Material and methods

Data source

We used the CMS Inpatient Standard Analytical Files (IPSAF) linked data for 2016, 2017, and 2018 for retrospective analysis. All hospital services used by an individual MB can be linked to that MB through the Medicare program’s beneficiary identifier code. This study used only hospital inpatient claims.

Study population

The study population consisted of all US hospitalizations in which a fee-for-service MB underwent a primary THA for either a left or right hip from January 1, 2016, to September 30, 2018. Primary THA procedures were identified by International Classification of Disease-10-Clinical Modification procedure codes. Exclusion criteria included conditions listed by CMS that would exclude the MBs' hospitalization from being part of the CJR bundle, including hip fracture, periprosthetic facture, mechanical complication associated with the implant, selected malignant neoplasm, undergoing a partial arthroplasty, or the removal, revision, or resurfacing of a hip device [16]. A MB was only allowed to have one index THA procedure on each side during the study period. Finally, any MB with a primary THA index hospitalization during the first quarter of 2016 was excluded if that MB had a primary THA procedure performed during the last quarter of 2015.

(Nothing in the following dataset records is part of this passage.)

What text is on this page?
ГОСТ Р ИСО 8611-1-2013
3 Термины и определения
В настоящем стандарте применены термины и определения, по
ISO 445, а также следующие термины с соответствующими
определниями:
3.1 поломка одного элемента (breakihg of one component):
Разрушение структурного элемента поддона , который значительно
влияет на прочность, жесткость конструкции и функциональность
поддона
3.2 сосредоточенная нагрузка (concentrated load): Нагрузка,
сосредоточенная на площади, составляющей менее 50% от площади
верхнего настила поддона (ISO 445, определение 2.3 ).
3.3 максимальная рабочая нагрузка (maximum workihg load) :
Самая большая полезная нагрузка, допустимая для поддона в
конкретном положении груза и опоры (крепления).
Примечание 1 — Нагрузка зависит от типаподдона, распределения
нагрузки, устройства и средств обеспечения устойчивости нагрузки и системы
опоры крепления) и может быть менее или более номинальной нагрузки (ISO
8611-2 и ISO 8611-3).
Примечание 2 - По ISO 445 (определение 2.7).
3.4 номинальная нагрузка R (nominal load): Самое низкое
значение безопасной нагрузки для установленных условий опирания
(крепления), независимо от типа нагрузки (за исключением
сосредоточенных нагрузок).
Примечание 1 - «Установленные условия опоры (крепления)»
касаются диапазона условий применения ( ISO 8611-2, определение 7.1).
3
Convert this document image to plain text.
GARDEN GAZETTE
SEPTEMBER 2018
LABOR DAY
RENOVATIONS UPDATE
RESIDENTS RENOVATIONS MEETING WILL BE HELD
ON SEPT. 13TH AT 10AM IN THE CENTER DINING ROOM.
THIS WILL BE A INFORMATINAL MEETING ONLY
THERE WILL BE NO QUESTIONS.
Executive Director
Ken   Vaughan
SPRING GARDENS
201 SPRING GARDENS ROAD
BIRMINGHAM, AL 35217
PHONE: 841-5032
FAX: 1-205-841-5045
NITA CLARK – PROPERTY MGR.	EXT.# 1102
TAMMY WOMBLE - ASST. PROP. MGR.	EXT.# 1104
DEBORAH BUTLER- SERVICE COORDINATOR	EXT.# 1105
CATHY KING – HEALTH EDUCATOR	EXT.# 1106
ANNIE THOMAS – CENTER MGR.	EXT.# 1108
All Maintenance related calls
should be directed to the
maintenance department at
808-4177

Unit of analysis and key study event

The unit of analysis was the primary index THA hospitalization and each readmission that the MB had during the 90 days after discharge from the index THA hospitalization. The IPSAF files for 2016, 2017, and 2018 were searched by the MB’s unique ID to identify all hospitalizations each MB had during the study period. Each index hospital was categorized as either teaching or nonteaching (academic or nonacademic) based on the list of hospital provider numbers from the Council of Teaching Hospitals and Health Systems [17]. Then, for each hospital readmission in the study period, we determined if the MB used the same hospital as was used for their index THA or a different hospital. Each readmission was subsequently categorized into one of the following readmission outcomes: (1) index THA at teaching hospital and readmission at the same teaching hospital; (2) index THA at teaching hospital and readmission at a different teaching hospital; (3) index THA at teaching hospital and readmission at a nonteaching hospital; (4) index THA at a nonteaching hospital and readmission at the same nonteaching hospital; (5) index THA at a nonteaching hospital and readmission at a different nonteaching hospital; and (6) index THA at a nonteaching hospital and readmission at a teaching hospital. For the purpose of this article, we focus primarily on whether or not the MB had all their readmissions at the same hospital or at least one readmission at a different hospital.

Definitions of readmission events

Readmission events were identified by counting the number of days from discharge to the date of the readmission. In addition, readmission for CMS-defined complications for primary THA encounters, including acute myocardial infarction, pneumonia, pulmonary embolism, sepsis, mechanical complication, surgical bleeding, and wound infection, were also identified using CMS readmission criteria.

Statistical analysis

Univariate differences between MBs in their observed use of readmission hospital(s) compared to index hospital were assessed using χ2 analysis or the Fisher exact test. Multivariate logistic regression models using significant (P ≤ .01; 99% confidence interval [CI]) patient comorbidities estimated the risk-adjusted probability of a MB experiencing at least one 90-day readmission. To answer the primary research question, differences between study groups were considered statistically different if the P value was less than or equal to 0.01 given the large data set analyzed and to decrease the potential for false positive significance. All analyses were performed with SAS 9.4 (SAS Institute, Cary, NC).

Results

Analysis of the CMS IPSAF data identified a total of 433,959 index THA hospital admissions for MBs during the 3-year study period from 2016 to 2018. Overall, the 90-day all-cause readmission rate was 9.12% (39,586 index admissions with 47,830 readmissions), with similar observed rates of readmission among those with index THA at a teaching hospital compared to those at a nonteaching hospital (9.15% and 9.11%, P = .7138, respectively; Fig. 1). Of all MBs with readmissions within 90 days, 24% had the index THA at a teaching hospital, and 76% had their index THA at a nonteaching institution.
Figure 1

Total 90-day all-cause readmissions with distribution based on index hospital location and readmission hospital teaching designation.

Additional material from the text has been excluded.